Daylight
I saw my mother die right before my eyes.
It was a long struggle. A fight literally to the end. Day after day. Day after day, after day after day after day after day after day after day after day . . . the blistering, bloodsucking, belligerent, evil hearted, and cold, alive but dead. Crawled and squirmed, and grew, and chewed at my mother’s harrowed form, affecting inside and out – the breast, the lung, and the, oh, so crucial liver. Yellowing the skin, while chemo came out in chunks of hair. And the uncontrollable releasing of fluid. The pain, the dizziness, the confusion, the fear.
I saw my mother die right before my eyes.
The last days . . . Comatose, coming and going . . . floating on morphine high. Yet knowing. Being oh so aware of that moment of no return. As I laid in bed with you three days before your trip to the hospital and your eventual transition, your breath was heavy and labored. You jerked and twitched, moaned but never changed your position. You were on your back. Arms to the side. Face up. Head propped up on pillows. I know these things because my eyes never left you. Deep down inside I was hoping that you would wake up and tell me everything will be OK.
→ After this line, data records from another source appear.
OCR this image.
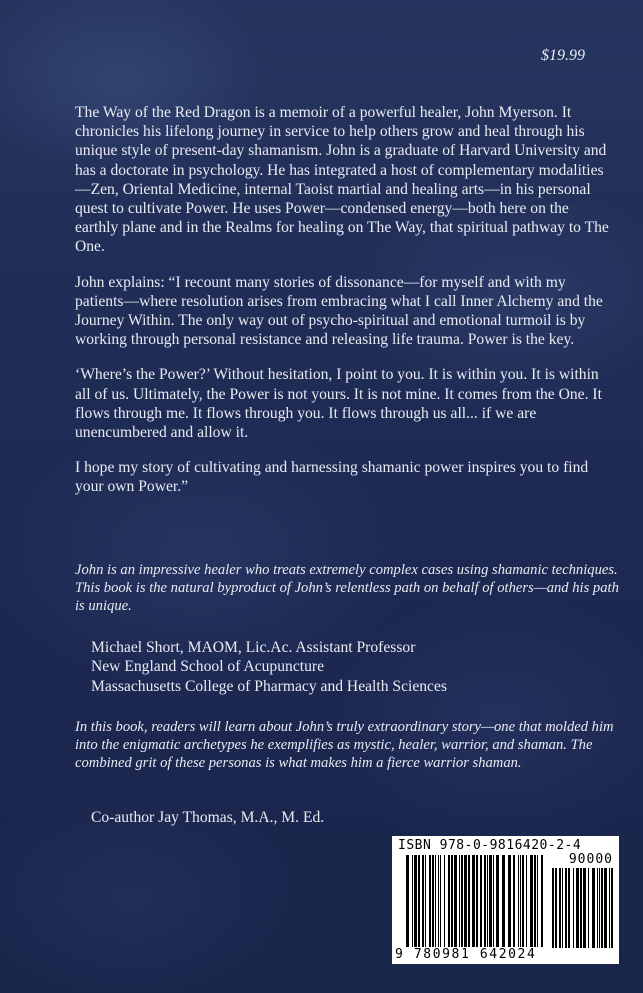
$19.99

The Way of the Red Dragon is a memoir of a powerful healer, John Myerson. It chronicles his lifelong journey in service to help others grow and heal through his unique style of present-day shamanism. John is a graduate of Harvard University and has a doctorate in psychology. He has integrated a host of complementary modalities—Zen, Oriental Medicine, internal Taoist martial and healing arts—in his personal quest to cultivate Power. He uses Power—condensed energy—both here on the earthly plane and in the Realms for healing on The Way, that spiritual pathway to The One.

John explains: “I recount many stories of dissonance—for myself and with my patients—where resolution arises from embracing what I call Inner Alchemy and the Journey Within. The only way out of psycho-spiritual and emotional turmoil is by working through personal resistance and releasing life trauma. Power is the key.

‘Where’s the Power?’ Without hesitation, I point to you. It is within you. It is within all of us. Ultimately, the Power is not yours. It is not mine. It comes from the One. It flows through me. It flows through you. It flows through us all... if we are unencumbered and allow it.

I hope my story of cultivating and harnessing shamanic power inspires you to find your own Power.”

John is an impressive healer who treats extremely complex cases using shamanic techniques. This book is the natural byproduct of John’s relentless path on behalf of others—and his path is unique.
Michael Short, MAOM, Lic.Ac. Assistant Professor
New England School of Acupuncture
Massachusetts College of Pharmacy and Health Sciences
In this book, readers will learn about John’s truly extraordinary story—one that molded him into the enigmatic archetypes he exemplifies as mystic, healer, warrior, and shaman. The combined grit of these personas is what makes him a fierce warrior shaman.
Co-author Jay Thomas, M.A., M. Ed.
ISBN 978-0-9816420-2-4
90000
9 780981 642024
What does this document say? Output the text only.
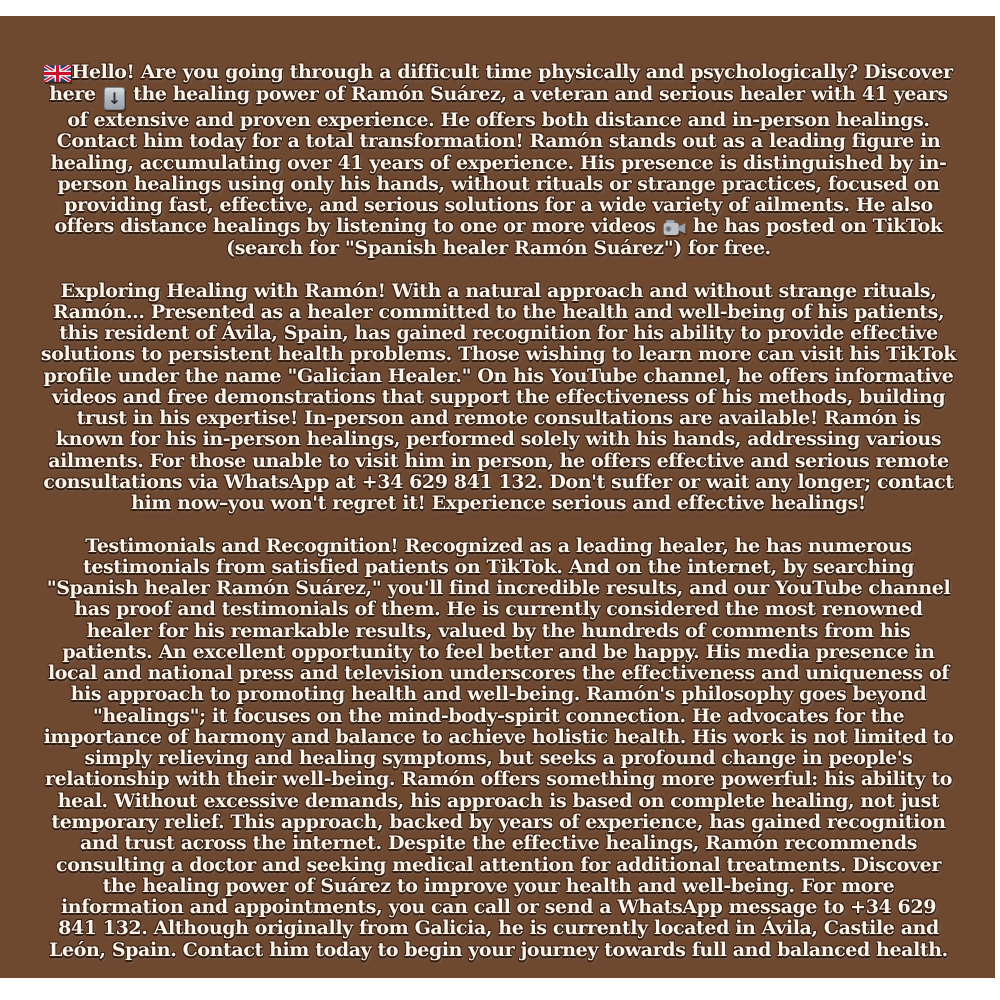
Hello! Are you going through a difficult time physically and psychologically? Discover here ↓ the healing power of Ramón Suárez, a veteran and serious healer with 41 years of extensive and proven experience. He offers both distance and in-person healings. Contact him today for a total transformation! Ramón stands out as a leading figure in healing, accumulating over 41 years of experience. His presence is distinguished by in-person healings using only his hands, without rituals or strange practices, focused on providing fast, effective, and serious solutions for a wide variety of ailments. He also offers distance healings by listening to one or more videos  he has posted on TikTok (search for "Spanish healer Ramón Suárez") for free.

Exploring Healing with Ramón! With a natural approach and without strange rituals, Ramón... Presented as a healer committed to the health and well-being of his patients, this resident of Ávila, Spain, has gained recognition for his ability to provide effective solutions to persistent health problems. Those wishing to learn more can visit his TikTok profile under the name "Galician Healer." On his YouTube channel, he offers informative videos and free demonstrations that support the effectiveness of his methods, building trust in his expertise! In-person and remote consultations are available! Ramón is known for his in-person healings, performed solely with his hands, addressing various ailments. For those unable to visit him in person, he offers effective and serious remote consultations via WhatsApp at +34 629 841 132. Don't suffer or wait any longer; contact him now–you won't regret it! Experience serious and effective healings!

Testimonials and Recognition! Recognized as a leading healer, he has numerous testimonials from satisfied patients on TikTok. And on the internet, by searching "Spanish healer Ramón Suárez," you'll find incredible results, and our YouTube channel has proof and testimonials of them. He is currently considered the most renowned healer for his remarkable results, valued by the hundreds of comments from his patients. An excellent opportunity to feel better and be happy. His media presence in local and national press and television underscores the effectiveness and uniqueness of his approach to promoting health and well-being. Ramón's philosophy goes beyond "healings"; it focuses on the mind-body-spirit connection. He advocates for the importance of harmony and balance to achieve holistic health. His work is not limited to simply relieving and healing symptoms, but seeks a profound change in people's relationship with their well-being. Ramón offers something more powerful: his ability to heal. Without excessive demands, his approach is based on complete healing, not just temporary relief. This approach, backed by years of experience, has gained recognition and trust across the internet. Despite the effective healings, Ramón recommends consulting a doctor and seeking medical attention for additional treatments. Discover the healing power of Suárez to improve your health and well-being. For more information and appointments, you can call or send a WhatsApp message to +34 629 841 132. Although originally from Galicia, he is currently located in Ávila, Castile and León, Spain. Contact him today to begin your journey towards full and balanced health.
I saw my mother die right before my eyes.
Black piss. Mustard color skin. Protruding belly filled with poisons. The awareness in your eyes that your time has come. Hospital. Hallucinations. Morphine . . . drip to drip. A blank feeling. A blur in time. A disbelief. I can’t write anymore. A despair so deep it has no words, no definition. It’s there, though, searing your mind. It’s just there waiting to undo you . . . rip you apart.
I saw my mother die right before my eyes.
“Delicately now, we don’t want to hurt her,” I instruct. “We just want to wipe her off before we change her nightgown,” offers my aunt shakingly. “Okay,” is my reply, as my aunts are busy fussin’. Cradling my mother’s head, I put my lips as close to her as I can. I whisper, “Mommy we're going to help you get more comfortable. Think about something happy, okay?” “Balloons bright colored balloons . . . floating up into the sky. How about flowers, brilliant and beautiful?” And as the words faded from my mouth, my mother’s head slowly turns in my direction. Her eyes rolling left in the sockets, seeming to scan the room, looking for or at something, someone. The iris bleeding into the white. Right there, in my arms, her chin settles back into her jaw leaving her mouth slightly ajar. Her eyes fixed. Staring longly. Staring blankly. It is at that moment my mother gives up life. We open the window for her spirit.
I saw my mother die right before my eyes.
I came home from California my gut was beatin’ me down. 2 years was all that she had left. And I thanked God that I saw my mother die right before my eyes. I wouldn’t have it any other way!